Police de sécurité au quotidien : encore trop de zones d’ombres pour être réellement efficace

« Le gouvernement vient de lancer une phase de concertation générale concernant une expérimentation pour une police de sécurité au quotidien.

Bien entendu, en tant que maire de Saint-Étienne, président de Saint-Étienne Métropole et coprésident de la commission sécurité de France urbaine, je participerai à ce dialogue et à ces échanges pour que cela n’aboutisse pas, autant que possible et en définitif, à une plus grande confusion des domaines d’intervention des uns et des autres, assimilables à une démission de l’État sur certaines de ses missions.

Par ailleurs, nous voudrions être sûrs de l’engagement pérenne de l’État pour cette police de sécurité du quotidien.

Et l’on peut s interroger au regard du “yoyo budgétaire” que nous avons connu cet été, avec les annonces successives mais incohérentes d’une baisse de 526 millions d’euros de crédits alloués au ministère de l’Intérieur, puis une hausse des crédits de 1,98 %, prévoyant 1400 postes dans la police nationale pour 2018.

Ramené à une ville ou un département, cela ne correspond qu’à quelques postes qui ne permettront pas d’améliorer réellement les moyens de lutter efficacement contre l’insécurité.

Et à ce rythme, il sera très compliqué d’atteindre l’objectif de 10 000 recrutements présenté par le président de la République.

La mise en place de la police de sécurité du quotidien ne s’accompagnera pas d’une hausse des moyens sur le terrain, mais sera un simple transfert d’effectifs, à moyens constants, sans création de postes supplémentaires pérennes.

Si l’on ajoute à cela la question des périmètres de compétences, cela nous incite à la plus grande prudence avec les annonces, comme dans de nombreux autres domaines d’ailleurs, faites par l’État.

Autrement dit cette expérimentation, aujourd’hui, ne correspondrait qu’à un redéploiement de forces de l’ordre déjà en sous-effectif et créerait un déséquilibre encore plus grand.

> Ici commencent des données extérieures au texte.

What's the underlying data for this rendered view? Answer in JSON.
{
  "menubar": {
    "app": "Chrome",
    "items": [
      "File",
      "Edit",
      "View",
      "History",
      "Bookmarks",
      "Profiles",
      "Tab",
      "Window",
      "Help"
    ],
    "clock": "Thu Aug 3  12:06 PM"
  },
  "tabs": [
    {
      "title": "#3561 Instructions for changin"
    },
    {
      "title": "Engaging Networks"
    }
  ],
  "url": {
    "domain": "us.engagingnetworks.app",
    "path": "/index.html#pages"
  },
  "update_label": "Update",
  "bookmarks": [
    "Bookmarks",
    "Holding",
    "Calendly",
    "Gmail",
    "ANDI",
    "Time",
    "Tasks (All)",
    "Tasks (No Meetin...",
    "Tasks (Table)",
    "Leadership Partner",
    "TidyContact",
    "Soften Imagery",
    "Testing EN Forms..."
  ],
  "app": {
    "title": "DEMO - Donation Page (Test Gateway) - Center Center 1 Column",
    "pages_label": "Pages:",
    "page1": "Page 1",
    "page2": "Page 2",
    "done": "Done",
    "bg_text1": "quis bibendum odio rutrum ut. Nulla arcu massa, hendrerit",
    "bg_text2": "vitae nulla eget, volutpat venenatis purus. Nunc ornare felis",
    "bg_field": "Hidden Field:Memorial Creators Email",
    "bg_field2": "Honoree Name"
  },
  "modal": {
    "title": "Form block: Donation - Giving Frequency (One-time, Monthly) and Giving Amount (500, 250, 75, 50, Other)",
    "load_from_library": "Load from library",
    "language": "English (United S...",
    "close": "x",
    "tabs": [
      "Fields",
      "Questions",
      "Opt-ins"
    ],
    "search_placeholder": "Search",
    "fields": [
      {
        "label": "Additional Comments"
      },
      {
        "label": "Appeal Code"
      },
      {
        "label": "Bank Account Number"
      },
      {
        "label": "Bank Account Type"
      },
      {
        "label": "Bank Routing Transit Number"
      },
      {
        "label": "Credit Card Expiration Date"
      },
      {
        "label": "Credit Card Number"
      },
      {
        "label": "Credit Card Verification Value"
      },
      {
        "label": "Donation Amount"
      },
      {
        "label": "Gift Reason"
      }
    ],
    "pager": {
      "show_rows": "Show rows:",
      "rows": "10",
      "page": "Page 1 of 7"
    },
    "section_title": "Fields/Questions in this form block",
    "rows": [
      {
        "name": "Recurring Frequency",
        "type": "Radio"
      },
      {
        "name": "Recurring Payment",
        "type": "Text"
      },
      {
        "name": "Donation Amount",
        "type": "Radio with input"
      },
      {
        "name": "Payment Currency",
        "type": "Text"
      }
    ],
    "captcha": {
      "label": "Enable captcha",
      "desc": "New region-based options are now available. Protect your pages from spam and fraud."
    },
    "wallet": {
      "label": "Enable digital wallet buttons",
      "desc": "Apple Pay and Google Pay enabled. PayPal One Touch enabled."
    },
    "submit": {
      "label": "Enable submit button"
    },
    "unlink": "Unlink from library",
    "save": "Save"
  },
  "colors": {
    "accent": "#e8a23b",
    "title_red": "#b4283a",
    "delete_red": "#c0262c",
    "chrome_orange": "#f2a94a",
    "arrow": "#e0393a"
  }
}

Je ne citerai qu’à titre d’exemple la Zone de Sécurité Prioritaire (ZSP) de Montreynaud où par définition la police nationale devrait être omniprésente.

Ce qui n’est pas le cas faute d’effectifs suffisants, malgré un professionnalisme de nos policiers nationaux que je tiens à saluer ici.

C’est la raison pour laquelle, devant ces insuffisances,ces manques, et ces nombreuses zones d’ombre, je ne souhaite pas que la ville de Saint-Étienne candidate à cette expérimentation.

De plus la question de la sécurité du quotidien se traite dans sa globalité. Il ne suffit pas d’appréhender les délinquants, les auteurs d’incivilités sans que la sanction ne soit adaptée et réellement mise en œuvre.

Cela pose également la question de la politique pénale que le gouvernement entend conduire afin de donner tout son sens à une action qui serait conduite au titre de la police de sécurité au quotidien.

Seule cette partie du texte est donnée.